Women made up one-third of the nine-member court for the first time ever this year, but missing from the court's docket was a case that could be called historic.
Next year and 2013 could look very different, with potentially divisive and consequential cases on immigration, gay marriage and health care making their way to the high court.
The makeup of the court, however, is not expected to change.
Chief Justice John Roberts said the court would finish its business on Monday when the justices will announce decisions in four remaining cases, including two First Amendment disputes.
In one, video game makers are leading a challenge to a California law that bars the sale or rental of violent video games to children. The case was argued nearly eight months ago, when it appeared a majority of the court was inclined to strike down the law.
The other case involves a campaign finance law in Arizona that rewards candidates who accept public funds with additional cash when privately funded rivals and independent groups exceed certain spending thresholds.
Also Monday, the justices are expected to decide whether to hear several important cases next term. They include:
—whether police need a search warrant before they place a global positioning device on a car to track a suspect's movements.
—a challenge to the constitutionality of the Federal Communications Commission regulation of indecency on television.
—suits against defense contractors over claims of abuse at the Abu Ghraib prison in Iraq.
—yet another business-backed challenge to class-action suits in state courts.
Justice Antonin Scalia was the author of the majority opinion in both class-action cases, Wal-Mart v. Dukes and AT&T v. Concepcion. The Wal-Mart decision blocked a sex discrimination suit on behalf of up to 1.6 million female employees and made it harder to mount large-scale claims against big companies in federal court.
The AT&T decision endorsed the use of provisions that are common in consumer contracts for cellphones, credit cards and other goods and services in which the customer waives the right to sue. Scalia's opinion said those provisions were valid, even in the face of state laws that protect the availability of class actions.
Civil rights, consumer groups and plaintiffs' lawyers like class actions because by pooling often individually modest claims into a case with a lot of money at stake, they provide a way to hold businesses accountable. Those groups say that individuals are not going to file suit, and would never find a willing lawyer, over the $30 at issue in the customer complaint that led to the AT&T decision.
The rulings in those cases provided new fodder for complaints that the Roberts court has a pro-business tilt. A frequent critic, Senate Judiciary Committee chairman Patrick Leahy, D-Vt., plans a hearing this coming week about recent decisions' effect on individuals' access to the courts and on corporate behavior.
Robin Conrad, the head of the legal arm of the U.S. Chamber of Commerce, dismissed the notion of a pro-business court as "a silly myth" that was undercut by a record of as many victories as losses in cases of interest to the Chamber of Commerce.
Yet Conrad acknowledged that the group won the three cases — the class-action disputes and a successful effort to block a climate change suit by six states — that were "easily the most important business cases of the term."

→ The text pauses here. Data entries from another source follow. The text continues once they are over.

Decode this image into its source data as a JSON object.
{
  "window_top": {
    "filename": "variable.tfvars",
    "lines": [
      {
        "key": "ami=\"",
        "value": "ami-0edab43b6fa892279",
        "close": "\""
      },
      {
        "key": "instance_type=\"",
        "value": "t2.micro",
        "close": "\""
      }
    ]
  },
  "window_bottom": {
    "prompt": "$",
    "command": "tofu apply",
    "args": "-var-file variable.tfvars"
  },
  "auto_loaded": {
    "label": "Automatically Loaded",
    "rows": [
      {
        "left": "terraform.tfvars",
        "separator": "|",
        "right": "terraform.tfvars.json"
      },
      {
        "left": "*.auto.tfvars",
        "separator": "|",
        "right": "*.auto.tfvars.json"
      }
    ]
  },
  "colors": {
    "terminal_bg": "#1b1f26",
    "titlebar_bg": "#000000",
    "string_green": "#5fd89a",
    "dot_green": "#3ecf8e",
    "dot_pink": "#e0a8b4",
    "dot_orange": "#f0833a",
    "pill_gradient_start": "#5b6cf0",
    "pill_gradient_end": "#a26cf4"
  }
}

Perhaps the most impassioned case of the term involved the fight by the father of a dead Marine to hold accountable the protesters who picketed his son's funeral with anti-gay and other highly charged signs. By an 8-1 vote, the court said the grieving father's pain must yield to First Amendment protections for free speech.
In other important cases, the court:
—Limited challenges to government programs that use tax breaks to direct money to religious activities, a 5-4 ruling in favor of an Arizona tuition tax credit.

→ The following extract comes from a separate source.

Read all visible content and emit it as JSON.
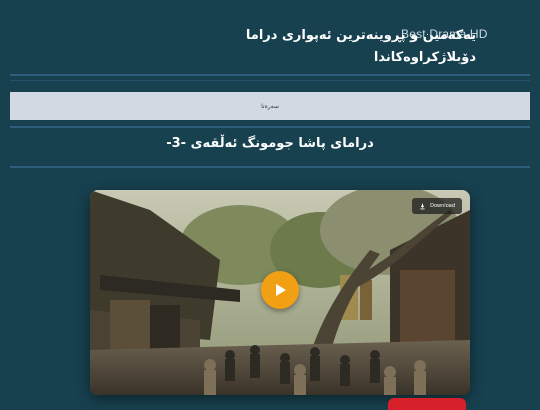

—Held that states have at least some role to play in the immigration arena, upholding by a 5-4 vote another Arizona law penalizing employers for hiring illegal immigrants.

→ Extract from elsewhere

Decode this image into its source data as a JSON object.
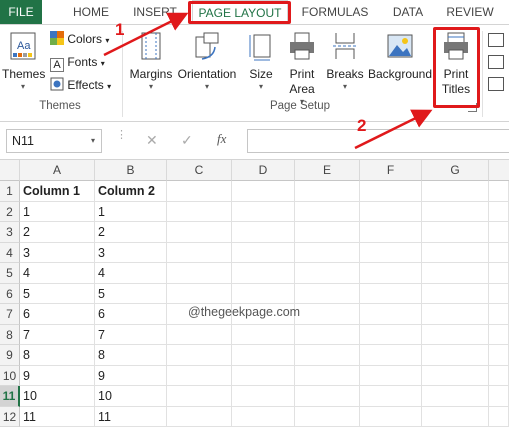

—Unanimously ruled that former Attorney General John Ashcroft cannot be held personally liable for the arrest of an American Muslim suspected of ties to terrorism under a law aimed at ensuring the presence of witnesses at trials.
—Agreed, by a 5-4 vote, with a lower court that overcrowding at California prisons has led to inadequate inmate health care that is "cruel and unusual" under the Eighth Amendment and requires a significant cut in the prison population.
The prison ruling was one of only a few in which Kennedy sided with the liberals in the split decisions. "The court is still very solidly conservative," said Supreme Court advocate Thomas Goldstein, who also publishes Scotusblog.
Kagan joined the court in August and had to sit out more than one-third of the court's cases in her first term because of her prior job as Obama's solicitor general. Most of those cases were early on, and her absence rarely affected the outcome.
With the two new justices at either end of the bench, and Ginsburg close to the center, the court had three women serving together for the first time.
That seems unlikely to change for at least a year or two. If Ginsburg is true to her word, she will be on the court until at least 2015. She turns 82 that year and has said she would like to emulate Justice Louis Brandeis, who retired at age 82.